Doorgaan naar inhoud

Doorgaan naar inhoudsopgave

Vastbesloten onze bediening te volbrengen

Vastbesloten onze bediening te volbrengen

Levensverhaal

Vastbesloten onze bediening te volbrengen

Verteld door Lena Davison

„Het wordt zwart voor mijn ogen. Ik zie niks”, mompelde de piloot van het vliegtuigje waarin we zaten. Enkele ogenblikken later gleden zijn handen van de stuurknuppel en zakte hij op zijn stoel in elkaar, bewusteloos. Mijn man, die geen vliegervaring had, probeerde wanhopig hem bij te brengen. Maar voordat ik vertel hoe we op het nippertje aan de dood ontsnapten, zal ik eerst uitleggen hoe het kwam dat we ons in een vliegtuig bevonden boven Papoea-Nieuw-Guinea, een van de meest afgelegen plaatsen op aarde.

IK BEN geboren in 1929 in Australië en opgegroeid in Sydney, de hoofdstad van New South Wales. Mijn vader, Bill Muscat, was communist maar geloofde merkwaardig genoeg in God. In 1938 stemde hij er zelfs in toe een nationale petitie te tekenen om Joseph F. Rutherford, van het internationale hoofdkantoor van Jehovah’s Getuigen, een lezing te laten houden in het stadhuis van Sydney.

„Hij moet wel iets belangrijks te vertellen hebben”, zei mijn vader in die tijd tegen ons. Acht jaar later leerden we de essentie van die boodschap kennen. Mijn vader nodigde toen Norman Bellotti, een fulltimeprediker van Jehovah’s Getuigen, bij ons thuis uit om over de Bijbel te praten. Ons gezin aanvaardde in korte tijd de Bijbelse waarheid en werd al snel heel actief in de christelijke bediening.

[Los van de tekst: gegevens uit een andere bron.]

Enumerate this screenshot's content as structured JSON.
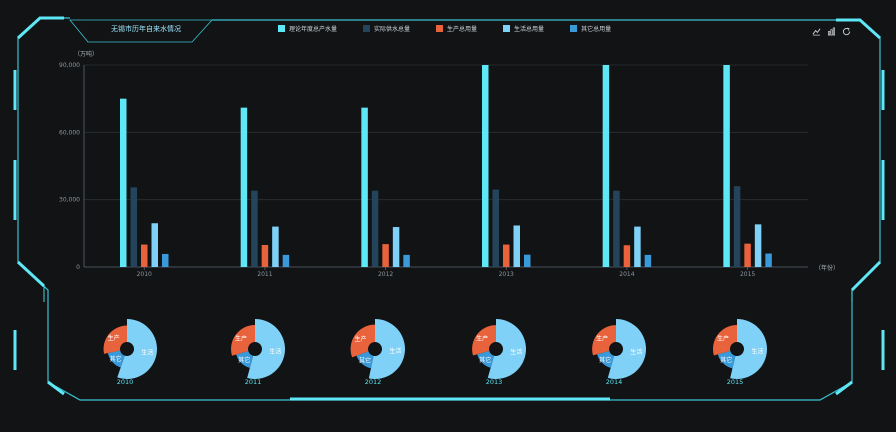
{
  "header": {
    "title": "无锡市历年自来水情况"
  },
  "legend": [
    {
      "label": "理论年度总产水量",
      "color": "#5ee7f5"
    },
    {
      "label": "实际供水总量",
      "color": "#24445c"
    },
    {
      "label": "生产总用量",
      "color": "#e8623c"
    },
    {
      "label": "生活总用量",
      "color": "#7fd1f7"
    },
    {
      "label": "其它总用量",
      "color": "#3a9ad9"
    }
  ],
  "tools": [
    {
      "icon": "line-chart-icon"
    },
    {
      "icon": "bar-chart-icon"
    },
    {
      "icon": "refresh-icon"
    }
  ],
  "chart_data": [
    {
      "type": "bar",
      "ylabel": "（万吨）",
      "xlabel": "（年份）",
      "categories": [
        "2010",
        "2011",
        "2012",
        "2013",
        "2014",
        "2015"
      ],
      "ylim": [
        0,
        90000
      ],
      "yticks": [
        "0",
        "30,000",
        "60,000",
        "90,000"
      ],
      "grid": true,
      "series": [
        {
          "name": "理论年度总产水量",
          "color": "#5ee7f5",
          "values": [
            75000,
            71000,
            71000,
            90000,
            90000,
            90000
          ]
        },
        {
          "name": "实际供水总量",
          "color": "#24445c",
          "values": [
            35500,
            34000,
            34000,
            34500,
            34000,
            36000
          ]
        },
        {
          "name": "生产总用量",
          "color": "#e8623c",
          "values": [
            10000,
            9800,
            10200,
            10000,
            9700,
            10400
          ]
        },
        {
          "name": "生活总用量",
          "color": "#7fd1f7",
          "values": [
            19500,
            18000,
            17800,
            18500,
            18000,
            19000
          ]
        },
        {
          "name": "其它总用量",
          "color": "#3a9ad9",
          "values": [
            5800,
            5400,
            5400,
            5500,
            5400,
            6000
          ]
        }
      ]
    },
    {
      "type": "pie",
      "style": "rose",
      "slice_labels": [
        "生产",
        "生活",
        "其它"
      ],
      "slice_colors": [
        "#e8623c",
        "#7fd1f7",
        "#3a9ad9"
      ],
      "charts": [
        {
          "year": "2010",
          "values": [
            10000,
            19500,
            5800
          ]
        },
        {
          "year": "2011",
          "values": [
            9800,
            18000,
            5400
          ]
        },
        {
          "year": "2012",
          "values": [
            10200,
            17800,
            5400
          ]
        },
        {
          "year": "2013",
          "values": [
            10000,
            18500,
            5500
          ]
        },
        {
          "year": "2014",
          "values": [
            9700,
            18000,
            5400
          ]
        },
        {
          "year": "2015",
          "values": [
            10400,
            19000,
            6000
          ]
        }
      ]
    }
  ]
}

Halverwege de jaren veertig ging ik van school om mijn moeder, die chronisch ziek was, te helpen. Ik naaide ook kleren om in mijn onderhoud te voorzien. Op zaterdagavond gingen mijn zus Rose en ik altijd samen met een groep pioniers straatwerk doen bij het stadhuis van Sydney. In 1952 studeerde mijn oudere broer, John, af van de zendelingenschool Gilead in de Verenigde Staten. Hij werd toegewezen aan Pakistan. Ik hield ook van de dienst en wilde zijn voorbeeld volgen. Dus begon ik het jaar daarop te pionieren.

Huwelijk en zendingswerk

Kort daarna ontmoette ik John Davison, die op het Australische bijkantoor van Jehovah’s Getuigen werkte. Ik was onder de indruk van zijn nederigheid, zijn stille vastberadenheid en zijn sterke karakter. Hij had in de Tweede Wereldoorlog drie keer gevangengezeten wegens zijn neutrale standpunt. Samen besloten we de christelijke bediening tot ons levenswerk te maken.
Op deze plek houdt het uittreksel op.